This project started with a combination of me wanting a project that would give me the opportunity to practice and really internalize the python syntax that I was learning and my discovery that the NHL has a publicly available API where I could obtain stats. I decided that I wanted to try and use some of the ML knowledge I picked up in college to see if I could successfully predict the outcomes of NHL hockey games.
pip install NHL-predictor
TODO
Tech used: Python, SQLite, SqliteDict, Pandas, SKLearn
The app is CLI only and there are 3 main commands that structure the behavior of the app: Build, Train and Predict. While there is more detailed documentation later in this document, I will briefly summarize them here.
This fetches all the raw data from the NHL API and stores it locally in an SQLite database using the SqliteDict package for interfacing with the database itself. The only thing this command does is downloading and updating the data in the database.
This is the step that actually builds a machine learning model. There's two major components to be aware of: The ML algorithm implementation and what I'm calling the summarizer. Both of these components are consumed via dependency injection making the app adaptable. The summarizer is the product of a need to flatten all the player statistics into a smaller set of stats that pertain to a given game; it summarizes the individual stats for each player in a game into an overall roster score for that team in that game. Similarly, when later trying to predict a future game outcome, we will want to summarize the past performance of each player listed on the game roster and use that when making our predictions. The summarizer is fully responsible for taking data persisted in the database and manipulating it into a data set appropriate for a ML algorithm to use.
This is the last step and hopefully the one you will be using the most. The data has been downloaded and stored in a local database. You have run the Train step and you now have a persisted file with your trained model saved on your disk. You're now ready to see what predictions your model can produce. This command also lets you query and list games that are on the schedule for today which makes it a little bit easier to specify which games you want predicted.
Originally, I was fetching stats from the API and preprocessing the data during this step before storing all that data into CSV files. This was a decent initial approach, but had a few limitations.

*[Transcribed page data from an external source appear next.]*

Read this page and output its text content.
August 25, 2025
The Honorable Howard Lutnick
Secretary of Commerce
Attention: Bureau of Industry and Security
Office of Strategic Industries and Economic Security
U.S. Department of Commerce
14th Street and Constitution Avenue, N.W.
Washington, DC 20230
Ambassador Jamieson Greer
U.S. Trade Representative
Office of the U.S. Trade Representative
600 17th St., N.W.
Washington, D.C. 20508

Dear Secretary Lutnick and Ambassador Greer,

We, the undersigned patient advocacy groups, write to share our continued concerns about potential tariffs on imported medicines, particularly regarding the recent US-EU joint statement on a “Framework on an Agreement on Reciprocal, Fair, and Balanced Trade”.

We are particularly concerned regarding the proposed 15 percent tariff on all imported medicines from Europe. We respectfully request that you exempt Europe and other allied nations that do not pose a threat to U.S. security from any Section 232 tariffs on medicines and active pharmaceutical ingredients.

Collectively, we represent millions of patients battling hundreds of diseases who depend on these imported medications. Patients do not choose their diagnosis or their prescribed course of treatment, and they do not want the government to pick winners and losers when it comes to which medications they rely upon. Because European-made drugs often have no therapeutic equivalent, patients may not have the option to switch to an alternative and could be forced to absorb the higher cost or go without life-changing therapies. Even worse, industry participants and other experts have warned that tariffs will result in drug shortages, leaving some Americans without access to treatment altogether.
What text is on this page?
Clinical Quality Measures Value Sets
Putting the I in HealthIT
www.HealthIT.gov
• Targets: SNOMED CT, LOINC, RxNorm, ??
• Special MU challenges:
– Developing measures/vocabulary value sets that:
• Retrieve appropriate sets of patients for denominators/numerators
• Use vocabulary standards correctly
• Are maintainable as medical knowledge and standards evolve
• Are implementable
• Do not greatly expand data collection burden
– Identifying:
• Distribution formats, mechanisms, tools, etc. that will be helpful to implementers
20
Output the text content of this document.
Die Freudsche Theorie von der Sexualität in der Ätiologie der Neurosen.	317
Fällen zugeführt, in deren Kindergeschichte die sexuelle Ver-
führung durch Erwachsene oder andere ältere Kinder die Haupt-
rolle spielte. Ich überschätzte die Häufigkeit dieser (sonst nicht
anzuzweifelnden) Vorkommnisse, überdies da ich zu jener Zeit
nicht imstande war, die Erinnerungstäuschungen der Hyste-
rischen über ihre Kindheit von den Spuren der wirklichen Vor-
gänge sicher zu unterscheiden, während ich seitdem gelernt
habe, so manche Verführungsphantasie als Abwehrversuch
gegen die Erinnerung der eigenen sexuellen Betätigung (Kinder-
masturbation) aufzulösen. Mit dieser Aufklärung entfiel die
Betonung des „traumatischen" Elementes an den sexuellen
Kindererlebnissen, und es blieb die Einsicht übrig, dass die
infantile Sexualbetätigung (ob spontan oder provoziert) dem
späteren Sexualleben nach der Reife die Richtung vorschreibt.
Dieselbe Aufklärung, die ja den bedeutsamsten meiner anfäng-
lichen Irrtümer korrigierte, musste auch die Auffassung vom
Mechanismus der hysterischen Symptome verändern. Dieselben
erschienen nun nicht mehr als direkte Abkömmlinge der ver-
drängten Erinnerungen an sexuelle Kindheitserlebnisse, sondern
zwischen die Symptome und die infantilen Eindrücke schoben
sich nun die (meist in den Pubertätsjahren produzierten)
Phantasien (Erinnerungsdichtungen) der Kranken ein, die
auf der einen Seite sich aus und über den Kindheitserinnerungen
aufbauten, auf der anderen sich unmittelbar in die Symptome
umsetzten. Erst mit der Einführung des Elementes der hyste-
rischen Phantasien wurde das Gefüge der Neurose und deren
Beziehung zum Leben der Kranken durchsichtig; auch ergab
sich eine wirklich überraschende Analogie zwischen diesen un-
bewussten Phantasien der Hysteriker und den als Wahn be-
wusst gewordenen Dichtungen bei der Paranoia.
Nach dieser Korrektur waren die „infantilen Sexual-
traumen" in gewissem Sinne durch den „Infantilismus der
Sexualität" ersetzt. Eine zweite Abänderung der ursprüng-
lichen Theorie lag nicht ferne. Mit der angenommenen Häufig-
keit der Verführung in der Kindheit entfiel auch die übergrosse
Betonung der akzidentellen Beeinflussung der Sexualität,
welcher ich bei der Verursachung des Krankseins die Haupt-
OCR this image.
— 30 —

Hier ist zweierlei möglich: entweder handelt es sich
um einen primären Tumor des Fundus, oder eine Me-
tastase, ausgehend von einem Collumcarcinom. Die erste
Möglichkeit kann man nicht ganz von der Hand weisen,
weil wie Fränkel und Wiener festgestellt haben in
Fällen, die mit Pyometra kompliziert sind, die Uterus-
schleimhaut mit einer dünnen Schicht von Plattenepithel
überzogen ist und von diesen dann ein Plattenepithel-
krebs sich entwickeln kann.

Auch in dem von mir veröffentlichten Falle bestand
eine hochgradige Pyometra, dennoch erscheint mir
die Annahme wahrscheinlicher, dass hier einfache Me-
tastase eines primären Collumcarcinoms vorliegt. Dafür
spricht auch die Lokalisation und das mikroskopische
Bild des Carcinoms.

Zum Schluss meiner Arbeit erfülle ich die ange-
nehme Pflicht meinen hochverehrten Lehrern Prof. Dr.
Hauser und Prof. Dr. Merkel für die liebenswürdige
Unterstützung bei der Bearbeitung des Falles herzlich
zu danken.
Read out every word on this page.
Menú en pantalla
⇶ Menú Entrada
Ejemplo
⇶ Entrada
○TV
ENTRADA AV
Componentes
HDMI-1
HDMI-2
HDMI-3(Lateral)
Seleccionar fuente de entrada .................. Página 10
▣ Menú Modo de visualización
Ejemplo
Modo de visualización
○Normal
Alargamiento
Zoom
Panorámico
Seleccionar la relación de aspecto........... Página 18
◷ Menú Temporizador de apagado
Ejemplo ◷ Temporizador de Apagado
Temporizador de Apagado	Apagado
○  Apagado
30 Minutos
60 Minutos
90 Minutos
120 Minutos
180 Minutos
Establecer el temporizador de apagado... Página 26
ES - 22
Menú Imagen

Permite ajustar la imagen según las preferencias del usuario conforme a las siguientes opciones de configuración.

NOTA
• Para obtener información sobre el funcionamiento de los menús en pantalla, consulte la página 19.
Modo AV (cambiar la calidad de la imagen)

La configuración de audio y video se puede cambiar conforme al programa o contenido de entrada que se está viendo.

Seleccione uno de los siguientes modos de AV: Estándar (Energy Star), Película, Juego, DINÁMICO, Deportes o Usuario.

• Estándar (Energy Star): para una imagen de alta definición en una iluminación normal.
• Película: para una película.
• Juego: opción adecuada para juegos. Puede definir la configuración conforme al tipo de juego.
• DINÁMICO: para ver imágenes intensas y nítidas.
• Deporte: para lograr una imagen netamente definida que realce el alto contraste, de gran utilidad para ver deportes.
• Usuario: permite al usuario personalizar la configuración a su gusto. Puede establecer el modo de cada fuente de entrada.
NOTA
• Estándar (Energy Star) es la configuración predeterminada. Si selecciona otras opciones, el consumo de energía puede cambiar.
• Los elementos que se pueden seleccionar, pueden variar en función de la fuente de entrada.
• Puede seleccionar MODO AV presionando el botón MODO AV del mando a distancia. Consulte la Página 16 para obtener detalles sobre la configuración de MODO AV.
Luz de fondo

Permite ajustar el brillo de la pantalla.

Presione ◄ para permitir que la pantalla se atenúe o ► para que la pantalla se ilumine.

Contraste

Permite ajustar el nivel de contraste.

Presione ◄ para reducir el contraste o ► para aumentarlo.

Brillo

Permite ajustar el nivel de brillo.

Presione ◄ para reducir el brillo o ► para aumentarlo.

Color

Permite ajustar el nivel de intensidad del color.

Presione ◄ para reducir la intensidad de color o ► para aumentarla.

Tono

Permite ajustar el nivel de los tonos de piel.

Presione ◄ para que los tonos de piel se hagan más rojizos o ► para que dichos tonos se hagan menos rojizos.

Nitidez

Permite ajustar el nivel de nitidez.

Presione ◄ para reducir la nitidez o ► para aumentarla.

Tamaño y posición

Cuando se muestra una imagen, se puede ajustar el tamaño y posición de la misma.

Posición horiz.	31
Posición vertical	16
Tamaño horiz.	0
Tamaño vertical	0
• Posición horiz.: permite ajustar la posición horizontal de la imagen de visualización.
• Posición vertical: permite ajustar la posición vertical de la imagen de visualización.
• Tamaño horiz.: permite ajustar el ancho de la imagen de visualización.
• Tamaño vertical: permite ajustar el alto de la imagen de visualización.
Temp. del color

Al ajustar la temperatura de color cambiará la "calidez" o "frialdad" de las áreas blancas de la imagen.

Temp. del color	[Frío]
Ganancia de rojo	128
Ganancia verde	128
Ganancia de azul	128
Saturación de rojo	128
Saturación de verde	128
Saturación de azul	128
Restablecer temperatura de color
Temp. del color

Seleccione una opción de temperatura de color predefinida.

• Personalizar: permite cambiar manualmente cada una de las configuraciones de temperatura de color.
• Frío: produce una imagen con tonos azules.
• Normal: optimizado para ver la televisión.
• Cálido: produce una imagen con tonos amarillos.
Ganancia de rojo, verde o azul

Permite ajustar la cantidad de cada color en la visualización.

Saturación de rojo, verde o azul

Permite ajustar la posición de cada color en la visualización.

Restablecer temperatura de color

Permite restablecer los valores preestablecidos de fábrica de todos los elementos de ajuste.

- Data is processed before being stored. Once I was determined to decouple the algorithm and summarizer implementations from the base app, this preprocessing became a limitation for other summarizers or ML algorithms that want the raw data processed in a different way.
- When I got to the implementation of the prediction logic, I discovered that the summary of stats that the NHL API provide at the end of each game and the set of stats it provides as a player's hisotrical record are different. The more granular game stats includes some influential stats (like number of hits) that are missing from the summary. I determined that I wanted to summarize a player's historical stats myself so that I could take advantage of the more granular stats which is when I first considered storing them in a local database.
TODO
TODO
The application is designed so that additional ML algorithms can be added without too much effort.
The following steps are required to add a new algorithm:
- Add the new algorithm to src/model/algorithms.py
- Add a new file in each of src/trainer and src/predictor for your implementations (e.g. see src/trainer/linear_regression.py).
- Add a case to the train method in src/trainer/trainer.py to invoke the training of your model.
- Add a case to the _predict method in src/predictor/predictor.py to invoke the prediction with your model.
- Implement your training and prediction logic. TODO I need to add an abstract class to more clearly document how these files need to be designed.
As mentioned earlier, summarizers provide the logic to clean up and prepare the data for consumption by an ML algorithm. For now there is only one summarizer implemented which performs a naive summation of most of the statistics for a particular game to get the overall roster strength. Depending on the need, a summarizer might be tied to a specific ML algorithm (e.g. if the algorithm has unique data needs, a custom summarizer is the place to do that).
The following steps are required to add a new summarizer.
- Create the new summarizer file in src/model/summarizers. Inherit from the Summarizer abstract class.
- Add an entry to the SummarizerTypes enum in src/model/summarizer_manager.py and add a case to get_summarizer to create an instance of the new summarizer. The string specified in the enum will be the name to use for the summarizer at the command line.
- Implement the required methods from the Summarizer abstract class.